Near real-time CRM-to-ERP synchronisation across 19 systems. The CML pipeline processes CRM-originated project and client messages end-to-end in near real-time under normal operating conditions, with any latency attributable to external API providers rather than the Kafka layer itself. Brokers across EMEA receive SAP-generated project numbers and client identifiers without manual intervention or batch processing delays.
A single EMEA golden client record. By routing all client data through Profisee MDM — with validation against VIES, HMRC, BvD, and D&B — every client entering SAP S4/HANA is deduplicated, validated, and enriched before a Business Partner record is created. The compacted EMEA Client Topic retains the current state of every EMEA client record indefinitely, acting as an authoritative external system of record accessible to any future Kafka consumer.

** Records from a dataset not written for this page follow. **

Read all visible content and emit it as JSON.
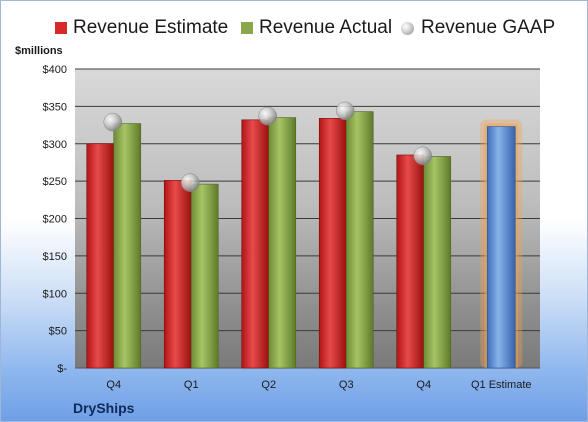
{
  "chart_data": {
    "type": "bar",
    "ylabel": "$millions",
    "ylim": [
      0,
      400
    ],
    "yticks": [
      "$-",
      "$50",
      "$100",
      "$150",
      "$200",
      "$250",
      "$300",
      "$350",
      "$400"
    ],
    "categories": [
      "Q4",
      "Q1",
      "Q2",
      "Q3",
      "Q4",
      "Q1 Estimate"
    ],
    "series": [
      {
        "name": "Revenue Estimate",
        "type": "bar",
        "color": "#d42a2a",
        "values": [
          300,
          251,
          332,
          334,
          285,
          null
        ]
      },
      {
        "name": "Revenue Actual",
        "type": "bar",
        "color": "#8aa84a",
        "values": [
          327,
          246,
          335,
          343,
          283,
          null
        ]
      },
      {
        "name": "Revenue GAAP",
        "type": "marker",
        "color": "#b8b8b8",
        "values": [
          329,
          248,
          337,
          344,
          284,
          null
        ]
      }
    ],
    "forecast": {
      "category": "Q1 Estimate",
      "value": 323,
      "color": "#5b8fd6",
      "glow": "#f5a04a"
    },
    "grid": true,
    "legend": "top"
  },
  "footer": {
    "company": "DryShips"
  }
}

Colliers’ first Kubernetes and containerised microservices platform in EMEA. The CML’s three microservices — each independently deployable, independently scalable, and immune to pod restarts — established the pattern for containerised application hosting across Colliers’ EMEA technology estate. Auto-scaling policies ensure the platform responds to load spikes without manual intervention, while ceiling constraints protect against runaway cost.
Colliers’ first Infrastructure-as-Code deployment in EMEA. Terraform Enterprise provisioned every Azure and Confluent resource in the solution, meaning the entire environment — clusters, topics, connectors, networking, Kubernetes, secrets — can be torn down and rebuilt deterministically from code. This is a significant operational capability step change for Colliers’ EMEA infrastructure team.

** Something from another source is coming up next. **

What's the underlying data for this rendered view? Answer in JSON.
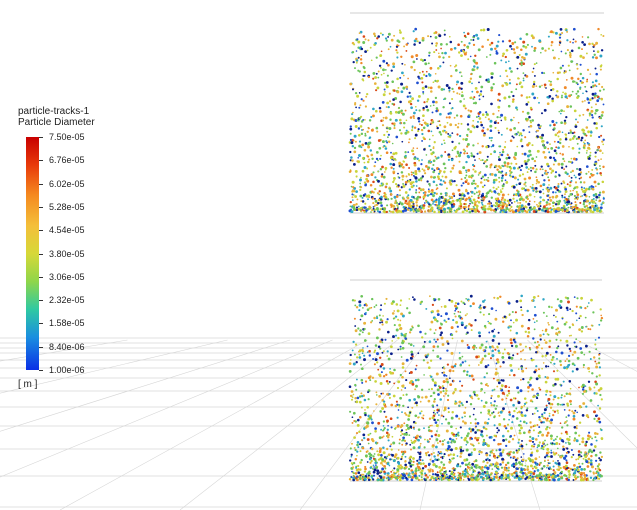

A scalable foundation for broader Kafka adoption. The Stream+ integration was deliberately scoped and priced as a low-volume, low-risk entry point into Kafka-mediated event-driven architecture. With the infrastructure, patterns, naming conventions, schema registry, and CI/CD pipelines in place, the cost and effort of onboarding additional CRMs, geographies, and business domains is substantially reduced. Property management systems, IoT devices, and global client data platforms are already identified as candidates for the next phase of Kafka expansion.
Operator-controlled point-in-time rollback for pipeline errors. The deployment of OSO Kafka Backup gave Colliers’ operations team a surgical recovery capability that would not otherwise exist in a Kafka-based integration. Rather than raising a support ticket and waiting for a developer to diagnose and manually replay messages, operators can now identify the timestamp at which a CRM mapping error or statestore corruption was introduced, restore the affected topics to that point, and replay only the impacted messages — all without touching SAP, the upstream CRMs, or other topics in the cluster. This materially reduces the blast radius and mean time to recovery for any data quality incident in the pipeline.
Long-term architecture partnership. OSO’s involvement gave Colliers’ integration and architecture team the confidence and knowledge to take ownership of the platform at go-live, with the option to draw on OSO’s Kafka support services — including ongoing health checks and managed service options — as the estate grows.